The unlikely herb was at home atop a New Zealand king salmon, too, which was almost as red as its sweet tomato confit and layered with a silky whipped tofu.

In a way that’s not tacky or tasteless but subtle and seamless — and respectful of his painstakingly sourced product — Tortosa manages to combine improbable flavors and textures to make each nigiri something more than just a piece of fish.

Every dish was a work of art, worthy of the ceramic vessel it was served in. Each piece is handmade in Richmond by Jered’s Pottery (aka the new Heath). Apart from the pinch-pot chopstick rests that looked like my kids could’ve made them, it was impressive to see how much effort went into matching tableware to ocean fare.

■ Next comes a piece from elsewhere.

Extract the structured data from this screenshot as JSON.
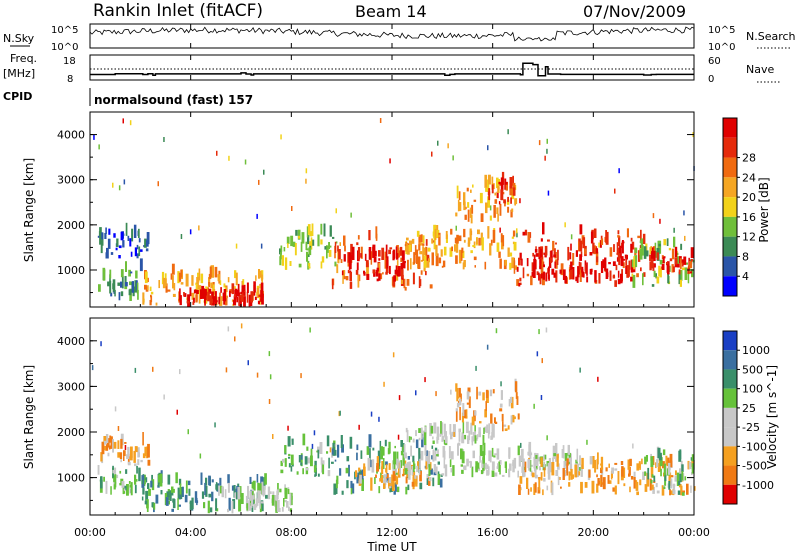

A smooth bone-colored bowl was ringed in the same soft yellow hue as the diced galia melon with magochi sashimi, its delicate flavor enlivened by thin slices of Serrano. I especially loved the smooth, palm-sized bath my ‘onsen Jidori egg’ came in. A single egg cooked sous vide to a pudding-like consistency when swirled, popping with trout roe and chives and floating alongside meaty strips of maitake in a rich, dashi-soy broth. We slurped the broth, somewhat awkwardly, with wooden spoons that were a little too deep, like shrunken versions of the ladles worshippers use to wash their hands before entering a Shinto shrine.

Really, the only let downs came toward the end of each night. Once, I opted to finish with an albacore and grilled onion hand roll. It wilted into something resembling a flattened tube of tuna toothpaste and became chewy to the point of almost choky. I tried to “eat it before the nori melts,” like our sushi therapist advised, but apparently I couldn’t eat that quickly.

So the next time, I went for a real dessert, the only dessert: soft serve. (I love soft serve. But enough already, San Francisco!) Even if it was made with sake lees from Bayview and scattered with pistachios and blueberries, it was bland. Plus, I’d rather drink my sake.

Oh, and then there was the bill. Also not a highlight, as it was high, especially for a mellow Monday night. But, like a first class ticket on a transpacific flight, if you’ve got the money . . . it’s most definitely worth the splurge.